Action Fraud, which monitors the reporting of fraud and cyber crime, has reported a spate of the scam emails sent out to unwitting students, just as they head to university for the start of the academic year. According to MoneySavingExpert.com, several students have fallen victim to the scam, with one at Queen Mary University in London tricked out of £300. 

Students receive an email claiming to be from their university and informing them that they qualify for payment of hundreds of pounds. They are asked to enter personal information, including bank details and their National Insurance number, so the payment can be processed.
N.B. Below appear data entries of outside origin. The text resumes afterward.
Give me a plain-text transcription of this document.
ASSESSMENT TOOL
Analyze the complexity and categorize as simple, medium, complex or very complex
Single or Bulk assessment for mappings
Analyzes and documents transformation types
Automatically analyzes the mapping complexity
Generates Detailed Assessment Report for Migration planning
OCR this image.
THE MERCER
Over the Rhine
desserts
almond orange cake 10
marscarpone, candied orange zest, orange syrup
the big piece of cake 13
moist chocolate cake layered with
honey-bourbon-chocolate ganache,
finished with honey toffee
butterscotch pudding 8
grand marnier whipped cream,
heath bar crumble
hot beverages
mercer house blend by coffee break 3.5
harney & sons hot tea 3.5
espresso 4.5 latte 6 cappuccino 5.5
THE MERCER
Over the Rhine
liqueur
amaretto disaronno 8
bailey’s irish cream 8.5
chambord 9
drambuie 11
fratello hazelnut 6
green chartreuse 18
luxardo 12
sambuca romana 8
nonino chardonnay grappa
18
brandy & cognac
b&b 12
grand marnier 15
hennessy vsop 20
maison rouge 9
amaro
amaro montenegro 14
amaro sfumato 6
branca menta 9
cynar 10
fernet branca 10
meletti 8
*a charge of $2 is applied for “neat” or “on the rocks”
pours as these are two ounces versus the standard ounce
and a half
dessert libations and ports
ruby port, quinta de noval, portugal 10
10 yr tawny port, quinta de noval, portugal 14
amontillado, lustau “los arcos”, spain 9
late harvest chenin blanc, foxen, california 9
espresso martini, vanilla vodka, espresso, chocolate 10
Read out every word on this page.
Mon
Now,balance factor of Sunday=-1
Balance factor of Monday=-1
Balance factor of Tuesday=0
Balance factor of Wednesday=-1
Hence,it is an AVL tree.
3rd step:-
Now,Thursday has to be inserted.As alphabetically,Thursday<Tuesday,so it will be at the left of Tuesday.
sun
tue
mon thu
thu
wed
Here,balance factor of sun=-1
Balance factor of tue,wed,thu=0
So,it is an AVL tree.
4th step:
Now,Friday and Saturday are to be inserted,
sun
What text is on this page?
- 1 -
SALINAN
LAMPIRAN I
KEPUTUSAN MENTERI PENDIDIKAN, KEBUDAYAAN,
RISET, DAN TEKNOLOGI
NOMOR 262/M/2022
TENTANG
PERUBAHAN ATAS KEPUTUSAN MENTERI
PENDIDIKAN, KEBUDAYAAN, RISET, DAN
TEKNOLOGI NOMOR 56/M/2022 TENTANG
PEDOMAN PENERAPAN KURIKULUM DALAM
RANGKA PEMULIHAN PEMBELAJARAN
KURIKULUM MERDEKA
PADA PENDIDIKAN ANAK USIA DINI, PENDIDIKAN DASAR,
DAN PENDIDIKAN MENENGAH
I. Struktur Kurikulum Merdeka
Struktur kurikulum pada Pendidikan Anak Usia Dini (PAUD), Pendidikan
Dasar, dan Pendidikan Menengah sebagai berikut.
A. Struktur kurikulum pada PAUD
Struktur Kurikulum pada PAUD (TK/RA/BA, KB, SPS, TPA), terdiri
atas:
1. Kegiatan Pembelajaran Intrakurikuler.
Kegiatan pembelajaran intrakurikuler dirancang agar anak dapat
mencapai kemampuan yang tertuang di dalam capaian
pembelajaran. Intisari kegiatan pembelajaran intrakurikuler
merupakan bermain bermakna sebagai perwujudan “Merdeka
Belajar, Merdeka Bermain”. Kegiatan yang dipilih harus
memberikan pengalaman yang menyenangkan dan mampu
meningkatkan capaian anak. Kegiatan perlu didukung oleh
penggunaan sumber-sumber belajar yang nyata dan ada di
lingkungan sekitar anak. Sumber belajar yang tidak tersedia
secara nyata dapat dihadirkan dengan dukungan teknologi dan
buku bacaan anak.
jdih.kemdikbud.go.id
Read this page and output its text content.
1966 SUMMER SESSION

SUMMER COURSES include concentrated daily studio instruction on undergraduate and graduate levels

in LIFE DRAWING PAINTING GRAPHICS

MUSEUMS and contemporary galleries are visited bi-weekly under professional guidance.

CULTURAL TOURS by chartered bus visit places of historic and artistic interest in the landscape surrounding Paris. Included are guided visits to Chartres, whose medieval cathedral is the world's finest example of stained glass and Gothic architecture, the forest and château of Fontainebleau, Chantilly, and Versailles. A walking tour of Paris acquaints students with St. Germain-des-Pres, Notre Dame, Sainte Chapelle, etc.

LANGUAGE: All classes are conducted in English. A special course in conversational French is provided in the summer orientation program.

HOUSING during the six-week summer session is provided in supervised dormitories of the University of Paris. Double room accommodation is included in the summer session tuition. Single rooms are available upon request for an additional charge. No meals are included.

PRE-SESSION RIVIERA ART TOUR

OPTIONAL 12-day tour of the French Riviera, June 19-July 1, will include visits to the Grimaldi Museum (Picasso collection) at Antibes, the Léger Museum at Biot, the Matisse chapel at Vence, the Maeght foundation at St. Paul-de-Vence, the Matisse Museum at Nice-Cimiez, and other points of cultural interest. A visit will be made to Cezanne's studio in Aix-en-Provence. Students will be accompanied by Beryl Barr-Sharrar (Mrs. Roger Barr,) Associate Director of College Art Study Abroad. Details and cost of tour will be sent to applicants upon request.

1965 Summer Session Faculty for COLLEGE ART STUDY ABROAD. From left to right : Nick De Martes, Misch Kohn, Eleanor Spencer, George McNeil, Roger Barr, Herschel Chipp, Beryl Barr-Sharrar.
Police have issued the following advice to students:

  • Don’t open attachments or clink on links on any unsolicited emails you receive
  • An email address can be spoofed. So even if it appears to be from someone or a company you know, if the message is unexpected or unusual, contact the sender directly via another method and check that they have sent it to you
  • Never respond to emails that ask for your personal or financial details
  • If you are asked to log-in to an online account, don’t click on the links in the email, make a fresh search for the website
  • If you suspect the email is a scam don’t reply to the sender. Flag the email as spam with your email provider and delete it
  • Always install the latest software and app updates as soon as they are available. They contain vital security upgrades which help protect your device from viruses and hackers
  • If you think your bank details have been compromised or have been a victim of fraud, you should contact your bank and report it to Action Fraud (opens new window) immediately

The bogus emails, which were first reported to authorities in May this year, look like this:

 

The Student Loans Company said students were particularly vulnerable to phishing attempts at the main payment dates in September, January and April.